(New York Times) RIO DE JANEIRO – Paul Capital, a private equity firm focused on secondary market transactions, has acquired 18.2 percent of a fund managed by the Brazilian technology venture capital firm Ideiasnet, paying 79 million reais ($40 million).
The purchase is Paul Capital’s second in Brazil, according to Duncan Littlejohn, managing director at Paul Capital.
The fund, known as FIP 1, is one of two managed by Ideiasnet, based in Rio de Janeiro. It invests in companies in digital media, e-commerce, mobile and software. Other American partners it has brought on include Liberty Media, which acquired 5 percent of Ideiasnet in 2012.
Ideiasnet is publicly traded, a rarity for a venture capital firm, and it counts the Brazilian billionaire Eike Batista, through his holding company EBX, as one of its largest shareholders.
“Our money is not that significant to them,” Mr. Littlejohn said in an interview with DealBook, adding that “the idea of attracting an institutional investor was attractive to them.”

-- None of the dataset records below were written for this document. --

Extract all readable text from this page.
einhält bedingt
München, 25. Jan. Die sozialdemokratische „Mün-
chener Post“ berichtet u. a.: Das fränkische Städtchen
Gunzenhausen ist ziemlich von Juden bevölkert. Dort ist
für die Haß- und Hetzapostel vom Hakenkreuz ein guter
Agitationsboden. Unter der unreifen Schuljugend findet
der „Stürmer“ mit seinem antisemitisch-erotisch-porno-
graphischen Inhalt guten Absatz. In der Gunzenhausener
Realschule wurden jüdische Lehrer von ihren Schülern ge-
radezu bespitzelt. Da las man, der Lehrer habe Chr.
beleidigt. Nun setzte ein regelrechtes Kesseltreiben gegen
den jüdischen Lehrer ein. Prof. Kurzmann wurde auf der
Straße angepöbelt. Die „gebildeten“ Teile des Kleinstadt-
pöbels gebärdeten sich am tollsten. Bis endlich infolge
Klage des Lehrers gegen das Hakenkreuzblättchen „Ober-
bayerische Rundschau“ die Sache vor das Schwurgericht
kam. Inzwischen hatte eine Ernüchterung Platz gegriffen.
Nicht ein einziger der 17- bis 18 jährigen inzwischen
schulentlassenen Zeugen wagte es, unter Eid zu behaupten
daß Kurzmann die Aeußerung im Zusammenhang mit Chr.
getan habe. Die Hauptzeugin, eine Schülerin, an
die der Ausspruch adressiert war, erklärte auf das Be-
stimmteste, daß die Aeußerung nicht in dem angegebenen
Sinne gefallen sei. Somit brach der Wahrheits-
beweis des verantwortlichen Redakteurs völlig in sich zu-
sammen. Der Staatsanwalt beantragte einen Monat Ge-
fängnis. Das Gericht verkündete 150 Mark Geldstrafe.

The Paul Capital deal values the FIP 1 fund at $221 million. Paul Capital has an option to acquire up to 25 percent of the fund.
Sami Haddad, the chief executive of Ideiasnet, said the investment would be used in part to finance a portfolio company, Padtec. It will also go toward starting new growth equity funds focused on technology in Brazil beginning this year.
The deal is expected to close by March 15.